Vicky may or may not realize that dancing "The Ballet of The Red Shoes" is dancing her fate. In the end, life imitates art. Vicky is pulled violently in two direction- by her career and her love- and her salvation and escapism, her dancing, whirls her off a building and into a train zooming by. It is an eerily inevitable ending that puts The Red Shoes into the domain of classical tragedy. The movie’s plot becomes the realistic realization of the metaphorical fable it surrounds. Powell and Pressburger have expressed the glamour of the pain of art; in one scene, Vicky ascends a mystical, weed-infested staircase in Monte Carlo for a meeting with Lermontov like a princess in a long, draping dress, only to descend in the finale from the top of a theater in the costume of her character, and become her character. She resembles a doll with a blue ribbon in her hair, a creamy dress, and pale, Kabuki-like make-up, and when she dies, she asks Julian to take the red shoes off. The film is so imaginary that even death is made to symmetrically correlate with art and the romance of ballet. In its finale, The Red Shoes retains the gory, spooky Freudian-misogynist-mysticism that makes Andersen’s tales, especially "The Red Shoes," haunting.
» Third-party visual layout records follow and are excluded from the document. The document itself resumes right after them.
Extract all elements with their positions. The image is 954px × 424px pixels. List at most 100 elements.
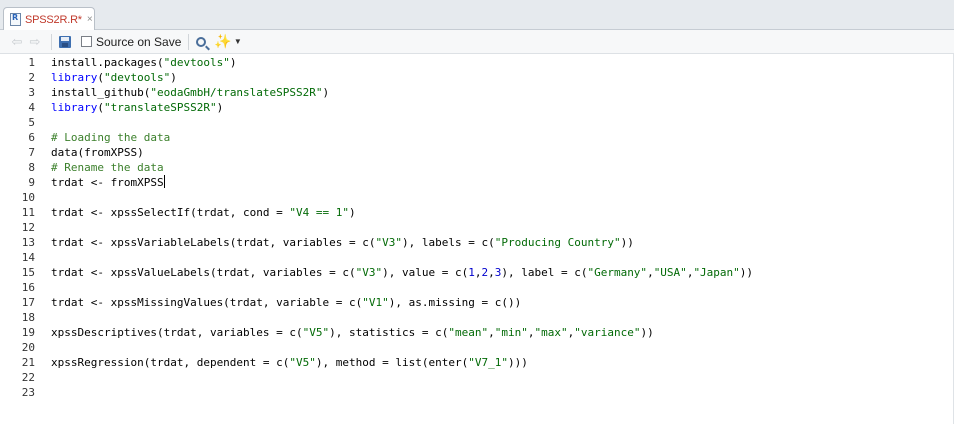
line-number: 13 [21,236,35,249]
code-line[interactable]: data(fromXPSS) [51,145,144,160]
code-line[interactable]: library("translateSPSS2R") [51,100,223,115]
line-number: 16 [21,281,35,294]
save-icon[interactable] [59,35,71,48]
line-number: 2 [28,71,35,84]
editor-tab-bar: SPSS2R.R* × [0,0,954,31]
code-token: "devtools" [163,56,230,69]
r-file-icon [10,13,21,26]
code-token: data(fromXPSS) [51,146,144,159]
code-line[interactable]: xpssDescriptives(trdat, variables = c("V… [51,325,654,340]
code-token: ( [97,71,104,84]
code-token: )) [640,326,654,339]
code-token: trdat <- xpssValueLabels(trdat, variable… [51,266,356,279]
code-token: "mean" [448,326,489,339]
code-token: "V5" [302,326,330,339]
line-number: 20 [21,341,35,354]
code-token: # Loading the data [51,131,171,144]
code-token: ) [216,101,224,114]
code-token: ( [97,101,104,114]
line-number: 6 [28,131,35,144]
line-number: 4 [28,101,35,114]
code-line[interactable]: trdat <- xpssVariableLabels(trdat, varia… [51,235,634,250]
line-number: 3 [28,86,35,99]
code-token: "variance" [574,326,641,339]
code-token: "V1" [362,296,389,309]
code-token: , [488,266,495,279]
code-token: , [488,326,495,339]
chevron-down-icon[interactable]: ▼ [234,37,242,46]
code-token: "V5" [289,356,316,369]
line-number-gutter: 1 2 3 4 5 6 7 8 9 10 11 12 13 14 15 16 17 18 19 20 21 22 23 [0,54,45,424]
line-number: 11 [21,206,35,219]
code-token: "Japan" [693,266,740,279]
tab-spss2r[interactable]: SPSS2R.R* × [3,7,95,31]
line-number: 22 [21,371,35,384]
line-number: 5 [28,116,35,129]
line-number: 17 [21,296,35,309]
code-line[interactable]: xpssRegression(trdat, dependent = c("V5"… [51,355,528,370]
code-token: ), statistics = c( [329,326,449,339]
line-number: 7 [28,146,35,159]
code-line[interactable]: install.packages("devtools") [51,55,236,70]
code-editor[interactable]: 1 2 3 4 5 6 7 8 9 10 11 12 13 14 15 16 17 18 19 20 21 22 23 in… [0,54,954,424]
code-line[interactable]: # Loading the data [51,130,170,145]
line-number: 18 [21,311,35,324]
toolbar-divider [188,33,190,50]
source-on-save-checkbox[interactable] [81,36,92,47]
code-token: "max" [534,326,568,339]
code-token: "eodaGmbH/translateSPSS2R" [150,86,323,99]
code-token: "min" [494,326,528,339]
code-token: ), value = c( [382,266,469,279]
code-token: 1 [468,266,475,279]
tab-title: SPSS2R.R* [25,13,82,26]
code-token: "V7_1" [468,356,508,369]
back-arrow-icon[interactable]: ⇦ [8,34,26,50]
line-number: 9 [28,176,35,189]
code-token: , [527,326,535,339]
code-token: trdat <- xpssSelectIf(trdat, cond = [51,206,290,219]
close-icon[interactable]: × [87,14,93,25]
code-token: "V3" [355,266,383,279]
code-token: ) [229,56,237,69]
search-icon[interactable] [196,36,207,47]
code-token: trdat <- xpssMissingValues(trdat, variab… [51,296,363,309]
code-token: ) [349,206,356,219]
code-token: "Germany" [587,266,648,279]
code-line[interactable]: trdat <- xpssSelectIf(trdat, cond = "V4 … [51,205,356,220]
source-on-save-label[interactable]: Source on Save [96,35,181,49]
code-token: xpssRegression(trdat, dependent = c( [51,356,290,369]
code-token: "devtools" [103,71,171,84]
code-token: ), as.missing = c()) [388,296,522,309]
code-token: # Rename the data [51,161,164,174]
line-number: 12 [21,221,35,234]
line-number: 19 [21,326,35,339]
code-line[interactable]: # Rename the data [51,160,164,175]
code-token: ), method = list(enter( [315,356,469,369]
code-token: ), label = c( [501,266,588,279]
code-line[interactable]: library("devtools") [51,70,177,85]
forward-arrow-icon[interactable]: ⇨ [26,34,44,50]
toolbar-divider [51,33,52,50]
code-token: trdat <- xpssVariableLabels(trdat, varia… [51,236,376,249]
code-token: install.packages( [51,56,164,69]
code-line[interactable]: install_github("eodaGmbH/translateSPSS2R… [51,85,329,100]
line-number: 15 [21,266,35,279]
code-token: )) [739,266,754,279]
code-token: "translateSPSS2R" [103,101,217,114]
code-token: , [647,266,654,279]
code-token: ) [170,71,177,84]
magic-wand-icon[interactable]: ✨ [214,33,231,50]
line-number: 23 [21,386,35,399]
code-token: "Producing Country" [494,236,621,249]
code-line[interactable]: trdat <- xpssValueLabels(trdat, variable… [51,265,753,280]
line-number: 14 [21,251,35,264]
code-token: library [51,71,98,84]
line-number: 8 [28,161,35,174]
code-line[interactable]: trdat <- fromXPSS [51,175,165,190]
code-token: install_github( [51,86,151,99]
code-token: ) [322,86,330,99]
editor-toolbar: ⇦ ⇨ Source on Save ✨ ▼ [0,30,954,54]
code-line[interactable]: trdat <- xpssMissingValues(trdat, variab… [51,295,521,310]
code-token: "V4 == 1" [289,206,350,219]
line-number: 1 [28,56,35,69]
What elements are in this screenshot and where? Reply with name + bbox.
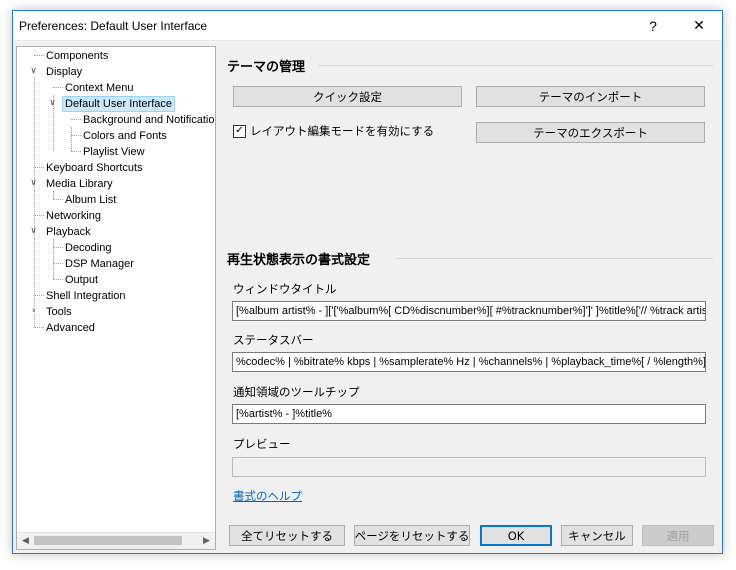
tree-item-colors-fonts[interactable]: Colors and Fonts (81, 128, 169, 144)
title-bar: Preferences: Default User Interface ? ✕ (13, 11, 722, 41)
layout-edit-label: レイアウト編集モードを有効にする (250, 124, 435, 138)
cancel-button[interactable]: キャンセル (561, 525, 633, 546)
tree-item-context-menu[interactable]: Context Menu (63, 80, 135, 96)
tree-item-display[interactable]: Display (44, 64, 84, 80)
status-bar-label: ステータスバー (233, 333, 314, 347)
tree-item-background-notification[interactable]: Background and Notification (81, 112, 215, 128)
export-theme-button[interactable]: テーマのエクスポート (476, 122, 705, 143)
reset-page-button[interactable]: ページをリセットする (354, 525, 470, 546)
preview-label: プレビュー (233, 437, 291, 451)
reset-all-button[interactable]: 全てリセットする (229, 525, 345, 546)
preview-field (232, 457, 706, 477)
scroll-thumb[interactable] (34, 536, 182, 545)
tree-item-advanced[interactable]: Advanced (44, 320, 97, 336)
format-help-link[interactable]: 書式のヘルプ (233, 488, 302, 504)
preferences-window: Preferences: Default User Interface ? ✕ … (12, 10, 723, 554)
ok-button[interactable]: OK (480, 525, 552, 546)
window-title: Preferences: Default User Interface (19, 19, 208, 33)
expander-display-icon[interactable]: ∨ (29, 67, 38, 76)
tree-item-playlist-view[interactable]: Playlist View (81, 144, 147, 160)
tree-item-components[interactable]: Components (44, 48, 110, 64)
format-section-heading: 再生状態表示の書式設定 (227, 253, 371, 268)
tree-item-tools[interactable]: Tools (44, 304, 74, 320)
theme-section-heading: テーマの管理 (227, 60, 306, 75)
layout-edit-checkbox-row[interactable]: ✓ レイアウト編集モードを有効にする (233, 123, 434, 139)
tooltip-field[interactable]: [%artist% - ]%title% (232, 404, 706, 424)
tree-horizontal-scrollbar[interactable]: ◀ ▶ (17, 532, 215, 549)
scroll-right-icon[interactable]: ▶ (198, 533, 215, 549)
tree-item-shell-integration[interactable]: Shell Integration (44, 288, 128, 304)
help-button[interactable]: ? (630, 11, 676, 41)
tree-item-output[interactable]: Output (63, 272, 100, 288)
quick-setup-button[interactable]: クイック設定 (233, 86, 462, 107)
tree-item-playback[interactable]: Playback (44, 224, 93, 240)
theme-section-rule (318, 65, 713, 66)
tree-item-keyboard-shortcuts[interactable]: Keyboard Shortcuts (44, 160, 145, 176)
tree-item-dsp-manager[interactable]: DSP Manager (63, 256, 136, 272)
tree-item-default-user-interface[interactable]: Default User Interface (62, 96, 175, 112)
window-title-label: ウィンドウタイトル (233, 282, 337, 296)
expander-media-library-icon[interactable]: ∨ (29, 179, 38, 188)
expander-tools-icon[interactable]: › (29, 307, 38, 316)
tree-item-networking[interactable]: Networking (44, 208, 103, 224)
tooltip-label: 通知領域のツールチップ (233, 385, 360, 399)
format-section-rule (396, 258, 713, 259)
window-title-field[interactable]: [%album artist% - ]['['%album%[ CD%discn… (232, 301, 706, 321)
expander-playback-icon[interactable]: ∨ (29, 227, 38, 236)
tree-item-media-library[interactable]: Media Library (44, 176, 115, 192)
preferences-tree[interactable]: ∨ ∨ ∨ ∨ › Components Display Context Men… (16, 46, 216, 550)
close-button[interactable]: ✕ (676, 11, 722, 41)
scroll-left-icon[interactable]: ◀ (17, 533, 34, 549)
status-bar-field[interactable]: %codec% | %bitrate% kbps | %samplerate% … (232, 352, 706, 372)
tree-item-album-list[interactable]: Album List (63, 192, 118, 208)
expander-default-ui-icon[interactable]: ∨ (48, 99, 57, 108)
tree-item-decoding[interactable]: Decoding (63, 240, 113, 256)
layout-edit-checkbox[interactable]: ✓ (233, 124, 246, 138)
import-theme-button[interactable]: テーマのインポート (476, 86, 705, 107)
apply-button[interactable]: 適用 (642, 525, 714, 546)
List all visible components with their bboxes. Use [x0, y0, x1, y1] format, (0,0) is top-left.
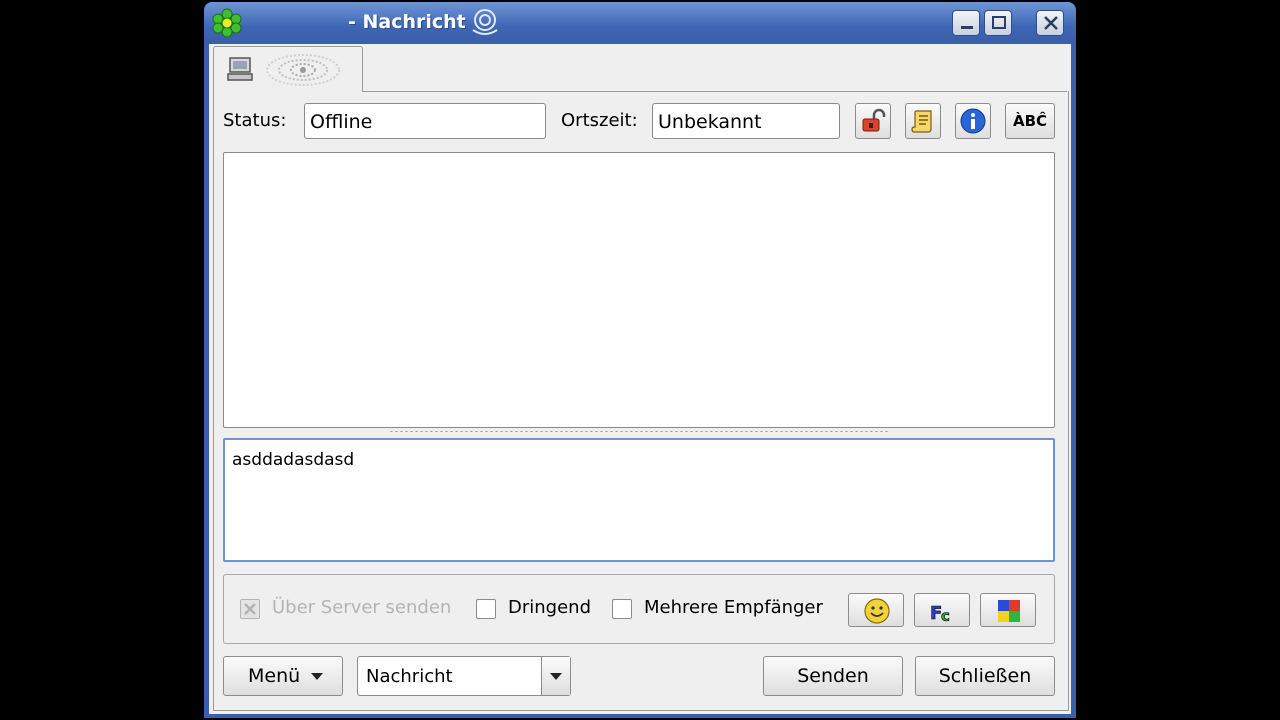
message-window: - Nachricht Status: Offline Ortszeit: Un… [204, 2, 1076, 718]
status-field[interactable]: Offline [304, 103, 546, 139]
message-type-value: Nachricht [366, 666, 453, 687]
title-bar[interactable]: - Nachricht [204, 2, 1076, 44]
close-dialog-button[interactable]: Schließen [915, 656, 1055, 696]
color-palette-icon [998, 600, 1020, 622]
message-history[interactable] [223, 152, 1055, 428]
info-icon [960, 108, 986, 134]
message-input[interactable]: asddadasdasd [223, 438, 1055, 562]
message-type-select[interactable]: Nachricht [357, 656, 571, 696]
spellcheck-button[interactable]: ÀBĈ [1005, 103, 1055, 139]
contact-info-button[interactable] [955, 103, 991, 139]
smiley-icon [864, 598, 890, 624]
urgent-label[interactable]: Dringend [508, 597, 591, 618]
maximize-button[interactable] [984, 10, 1012, 36]
contact-avatar-icon [266, 54, 340, 86]
checkmark-x-icon [244, 603, 256, 615]
pane-splitter[interactable] [389, 430, 889, 433]
chevron-down-icon [550, 673, 562, 680]
triangle-down-icon [311, 673, 323, 680]
security-button[interactable] [855, 103, 891, 139]
svg-text:c: c [941, 607, 950, 625]
minimize-icon [961, 26, 973, 29]
multiple-recipients-checkbox[interactable] [612, 599, 632, 619]
send-button[interactable]: Senden [763, 656, 903, 696]
multiple-recipients-label[interactable]: Mehrere Empfänger [644, 597, 823, 618]
minimize-button[interactable] [952, 10, 980, 36]
emoticon-button[interactable] [848, 593, 904, 627]
contact-tab[interactable] [213, 46, 363, 92]
font-color-button[interactable]: F c [914, 593, 970, 627]
font-color-icon: F c [930, 603, 951, 625]
maximize-icon [992, 16, 1006, 29]
status-swirl-icon [472, 9, 498, 35]
window-title: - Nachricht [348, 11, 466, 33]
send-options-panel: Über Server senden Dringend Mehrere Empf… [223, 574, 1055, 644]
background-color-button[interactable] [980, 593, 1036, 627]
unlocked-lock-icon [862, 108, 886, 132]
window-client-area: Status: Offline Ortszeit: Unbekannt ÀBĈ … [209, 44, 1071, 714]
via-server-checkbox[interactable] [240, 599, 260, 619]
history-button[interactable] [905, 103, 941, 139]
via-server-label: Über Server senden [272, 597, 452, 618]
spellcheck-icon: ÀBĈ [1012, 112, 1048, 130]
status-label: Status: [223, 110, 287, 131]
close-icon [1044, 16, 1058, 30]
local-time-label: Ortszeit: [561, 110, 638, 131]
urgent-checkbox[interactable] [476, 599, 496, 619]
message-type-dropdown[interactable] [541, 657, 570, 695]
icq-flower-icon[interactable] [212, 8, 242, 38]
computer-icon [227, 57, 253, 81]
menu-button[interactable]: Menü [223, 656, 343, 696]
menu-button-label: Menü [248, 665, 301, 687]
local-time-field[interactable]: Unbekannt [652, 103, 840, 139]
scroll-icon [911, 110, 932, 133]
close-button[interactable] [1036, 10, 1064, 36]
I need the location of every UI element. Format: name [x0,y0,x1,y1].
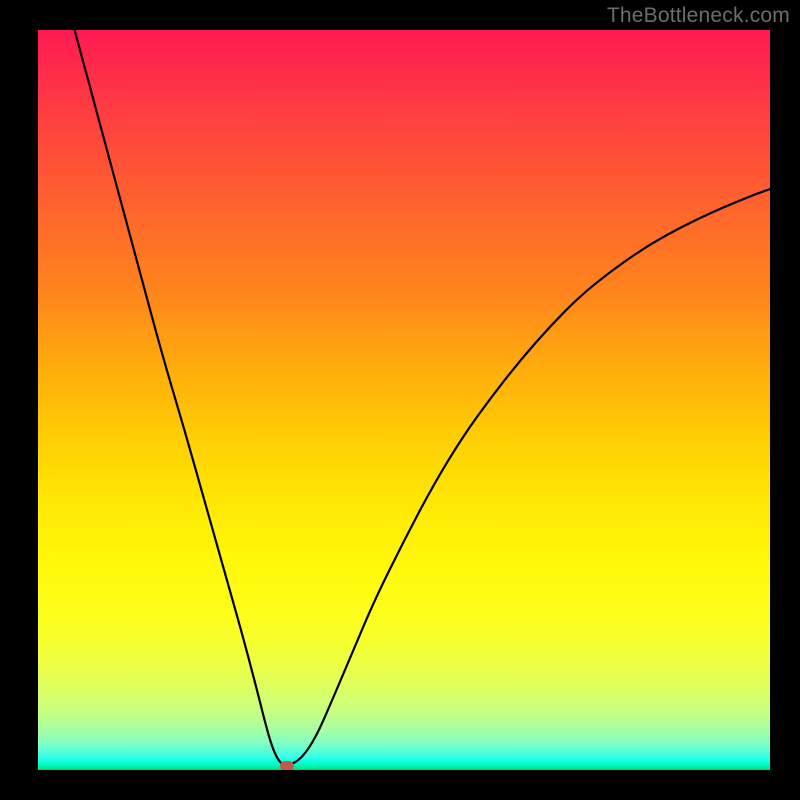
curve-line [75,30,770,765]
minimum-marker [280,761,294,770]
watermark-text: TheBottleneck.com [607,4,790,28]
chart-frame: TheBottleneck.com [0,0,800,800]
curve-svg [38,30,770,770]
plot-area [38,30,770,770]
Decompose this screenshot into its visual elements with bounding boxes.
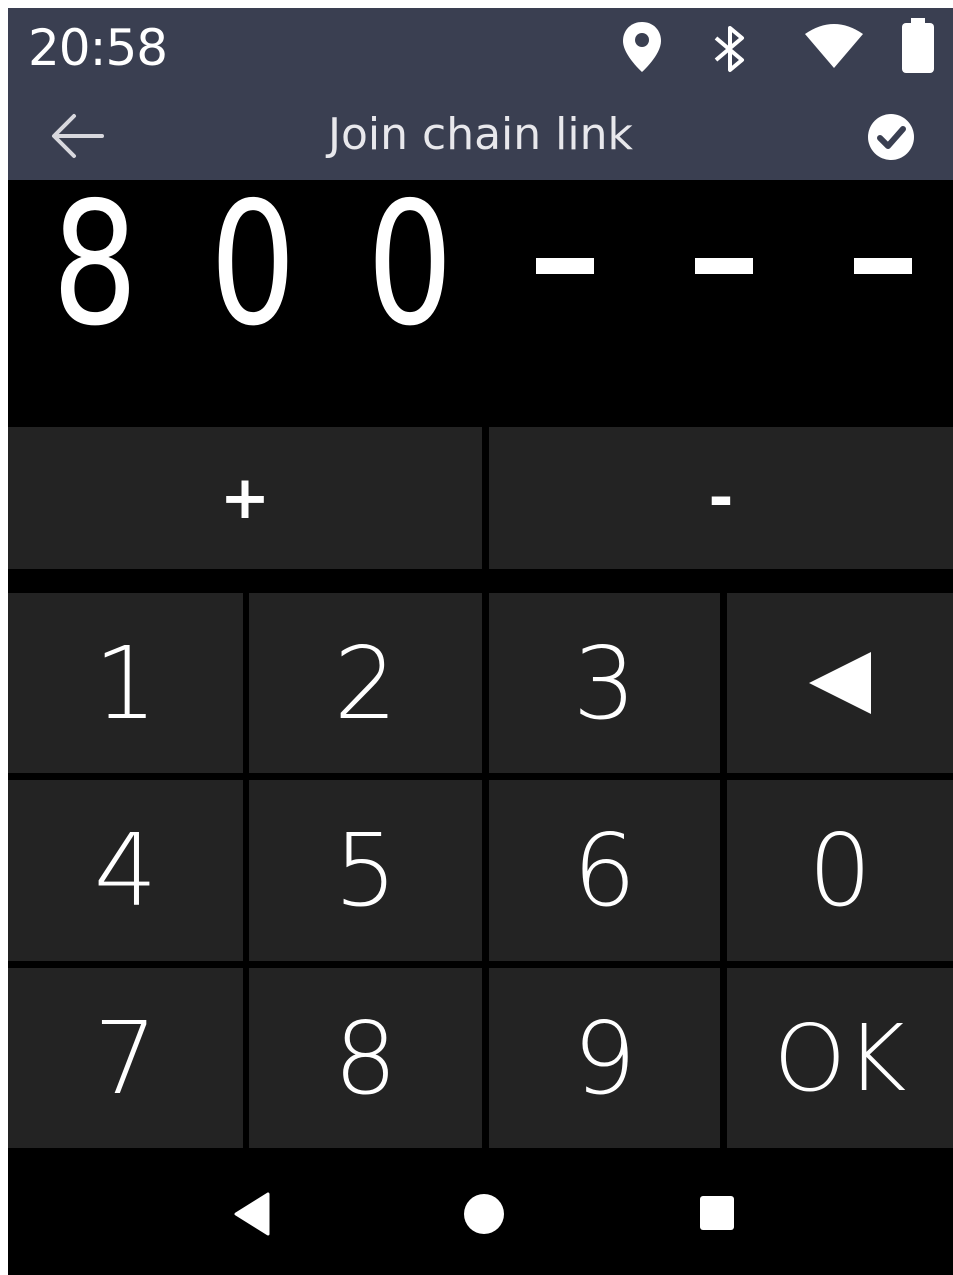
display-placeholder-dash [695, 258, 753, 274]
battery-icon [900, 18, 936, 78]
wifi-icon [804, 24, 864, 72]
display-digit: 0 [366, 166, 454, 364]
bluetooth-icon [708, 24, 752, 78]
key-label: 1 [93, 624, 158, 742]
backspace-icon [805, 625, 875, 742]
key-label: 0 [808, 812, 872, 929]
key-label: 2 [333, 624, 398, 742]
app-bar: Join chain link [8, 92, 953, 180]
key-5[interactable]: 5 [249, 780, 482, 961]
key-8[interactable]: 8 [249, 968, 482, 1148]
plus-button[interactable]: + [8, 427, 482, 569]
key-2[interactable]: 2 [249, 593, 482, 773]
status-time: 20:58 [28, 19, 168, 77]
display-digit: 0 [209, 166, 297, 364]
nav-home-icon[interactable] [462, 1192, 506, 1240]
status-bar: 20:58 [8, 8, 953, 92]
plus-label: + [219, 463, 271, 533]
key-4[interactable]: 4 [8, 780, 243, 961]
key-label: 5 [333, 812, 398, 929]
key-label: 8 [333, 999, 398, 1117]
key-9[interactable]: 9 [489, 968, 720, 1148]
key-label: 6 [572, 812, 637, 929]
display-digit: 8 [51, 166, 139, 364]
page-title: Join chain link [328, 109, 633, 160]
key-label: 7 [93, 999, 158, 1117]
check-circle-icon[interactable] [866, 112, 916, 166]
nav-recents-icon[interactable] [698, 1194, 736, 1236]
display-placeholder-dash [854, 258, 912, 274]
key-label: 4 [93, 812, 158, 929]
display-placeholder-dash [536, 258, 594, 274]
key-label: 3 [572, 624, 637, 742]
key-label: OK [773, 1004, 907, 1112]
nav-back-icon[interactable] [232, 1192, 272, 1240]
key-0[interactable]: 0 [727, 780, 953, 961]
device-screen: 20:58 Join chain link 8 0 0 + - 1 2 3 4 … [8, 8, 953, 1275]
minus-button[interactable]: - [489, 427, 953, 569]
key-1[interactable]: 1 [8, 593, 243, 773]
key-7[interactable]: 7 [8, 968, 243, 1148]
ok-button[interactable]: OK [727, 968, 953, 1148]
key-label: 9 [572, 999, 637, 1117]
number-display: 8 0 0 [8, 180, 953, 430]
location-icon [621, 20, 663, 78]
key-6[interactable]: 6 [489, 780, 720, 961]
minus-label: - [708, 463, 734, 533]
key-3[interactable]: 3 [489, 593, 720, 773]
navigation-bar [8, 1154, 953, 1275]
backspace-key[interactable] [727, 593, 953, 773]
The Red Shoes is a tale of the religion of art. For Lermontov, the art of others is his power, and when that disintegrates, his self-admiration turns into selfish, brutish masochism. In one scene, Julian wakes up in the middle of the night after he has been fired, and starts to play the piano. Not one word is spoken, but he communicates with Vicky through his art. The popular art of movie tragedy is combined with the somewhat elite art of ballet here, and it’s a great mix. But in all this artsiness, The Red Shoes goes back to the original art of film- silence. Many of the techniques used here are from the silent era, like the manipulation of time. The Red Shoes becomes a blithe celebration of this religion, with the suave antagonism of Anton Walbrook and the red, bristly hair of Moira Shearer. At the Berlin Film Festival premiere, Michael Powell wrote a message to be read at the screening, saying "art is worth dying for." After seeing the utter beauty of this movie, I’d disagree. It is worth living for.